In March, manufacturing employment fell by 161,000, with job
losses spread throughout the sector. Since the start of the
recession, manufacturing has shed 1.5 million jobs, with about 60
percent of the loss occurring in the past 5 months. In March,
the average workweek in manufacturing decreased by
two-tenths of an hour.

Construction employment declined by 126,000 over the month.
Since the beginning of the recession, employment has dropped by
about 1.1 million, with more than half of that total occurring in
the past 5 months.

In March, employment continued to contract throughout most
of the service-providing sector. Temporary help services
employment shrank by 72,000 over the month. Employment in the
industry is down by about three-quarters of a million since the
recession began, with over half of that coming in the past 5
months. In March, other large job losses occurred in retail
trade (-48,000), financial activities (-43,000), transportation
and warehousing (-34,000), accommodation and food services
(-32,000), and wholesale trade (-31,000).
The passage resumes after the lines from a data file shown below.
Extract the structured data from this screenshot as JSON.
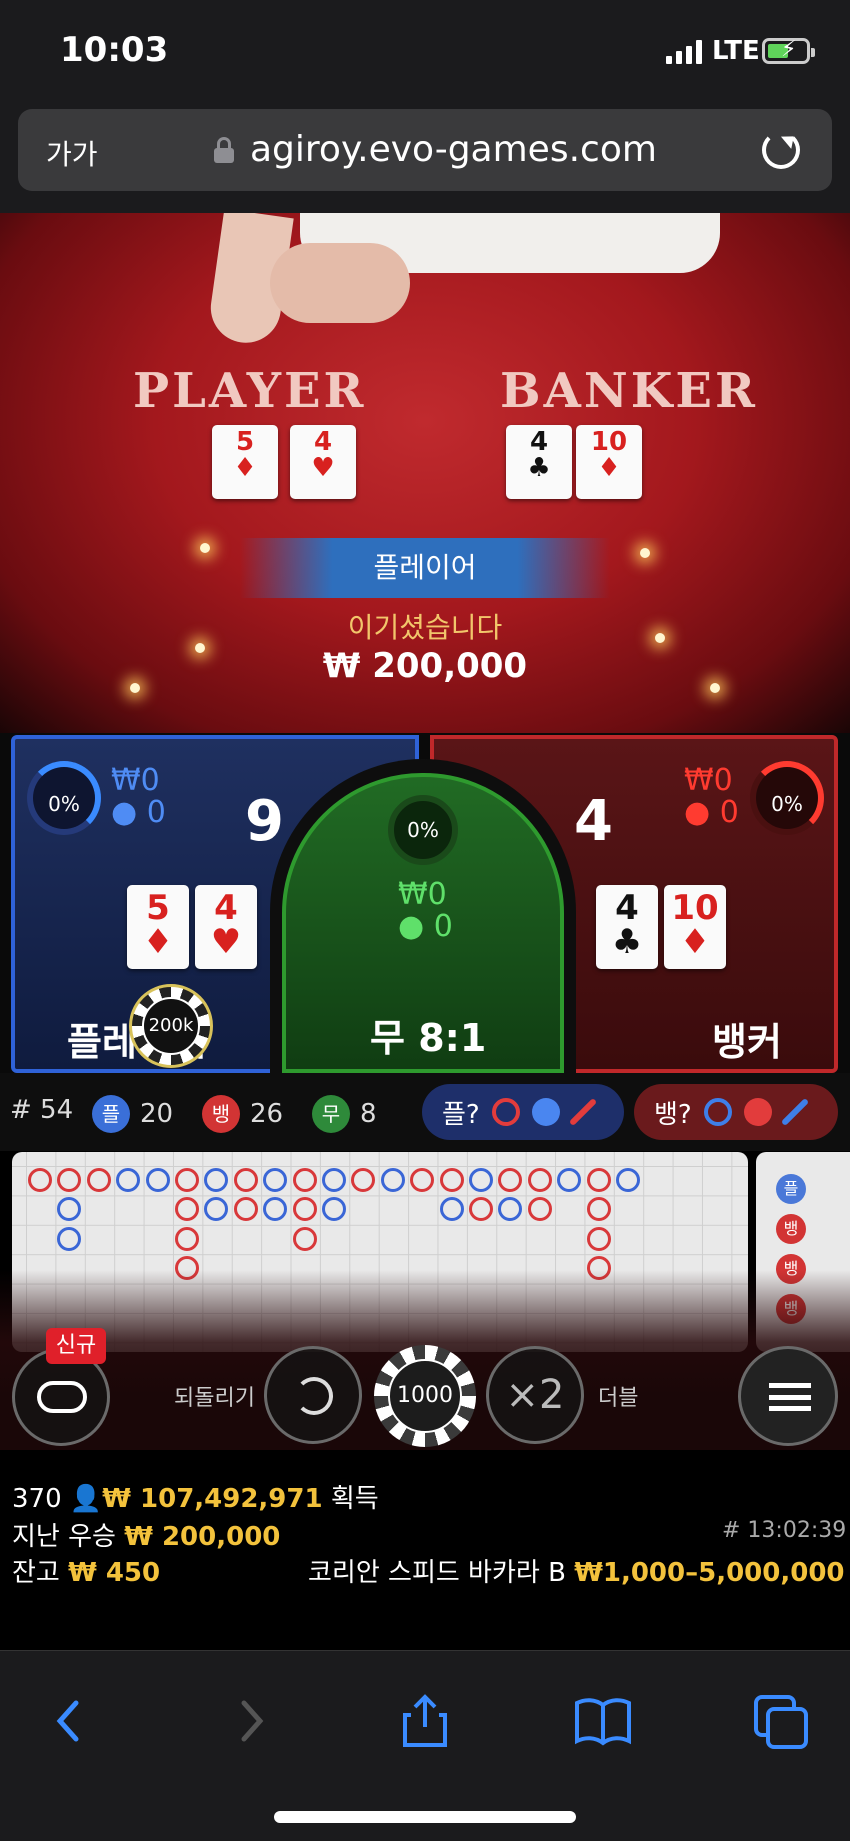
{
  "status": {
    "time": "10:03",
    "network": "LTE"
  },
  "browser": {
    "text_size": "가가",
    "url": "agiroy.evo-games.com"
  },
  "table": {
    "player_label": "PLAYER",
    "banker_label": "BANKER",
    "player_cards": [
      {
        "rank": "5",
        "suit": "♦",
        "color": "red"
      },
      {
        "rank": "4",
        "suit": "♥",
        "color": "red"
      }
    ],
    "banker_cards": [
      {
        "rank": "4",
        "suit": "♣",
        "color": "black"
      },
      {
        "rank": "10",
        "suit": "♦",
        "color": "red"
      }
    ],
    "winner": "플레이어",
    "win_text": "이기셨습니다",
    "win_amount": "₩ 200,000"
  },
  "bets": {
    "player": {
      "percent": "0%",
      "amount": "₩0",
      "users": "0",
      "score": "9",
      "label": "플레이어",
      "chip": "200k",
      "cards": [
        {
          "rank": "5",
          "suit": "♦"
        },
        {
          "rank": "4",
          "suit": "♥"
        }
      ]
    },
    "tie": {
      "percent": "0%",
      "amount": "₩0",
      "users": "0",
      "label": "무 8:1"
    },
    "banker": {
      "percent": "0%",
      "amount": "₩0",
      "users": "0",
      "score": "4",
      "label": "뱅커",
      "cards": [
        {
          "rank": "4",
          "suit": "♣",
          "color": "black"
        },
        {
          "rank": "10",
          "suit": "♦",
          "color": "red"
        }
      ]
    }
  },
  "stats": {
    "round": "# 54",
    "player_label": "플",
    "player_count": "20",
    "banker_label": "뱅",
    "banker_count": "26",
    "tie_label": "무",
    "tie_count": "8",
    "player_predict": "플?",
    "banker_predict": "뱅?"
  },
  "roadmap_side": [
    "플",
    "뱅",
    "뱅",
    "뱅"
  ],
  "controls": {
    "new_badge": "신규",
    "undo_label": "되돌리기",
    "chip_value": "1000",
    "double_symbol": "×2",
    "double_label": "더블"
  },
  "info": {
    "players": "370",
    "total_win": "₩ 107,492,971",
    "win_word": "획득",
    "last_win_label": "지난 우승",
    "last_win": "₩ 200,000",
    "game_id": "# 13:02:39",
    "balance_label": "잔고",
    "balance": "₩ 450",
    "table_name": "코리안 스피드 바카라 B",
    "limits": "₩1,000–5,000,000"
  }
}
Health care employment continued to trend up in March,
although the pace of job growth appears to have slowed in the
past 3 months. In the first quarter of 2009, the industry added
an average of 17,000 jobs per month, compared with a monthly
average of 30,000 in 2008.

Summarizing the labor market developments for March, payroll
employment fell by 663,000, and the unemployment rate climbed to
8.5 percent. Since the beginning of the recession in December
2007, job losses have totaled 5.1 million.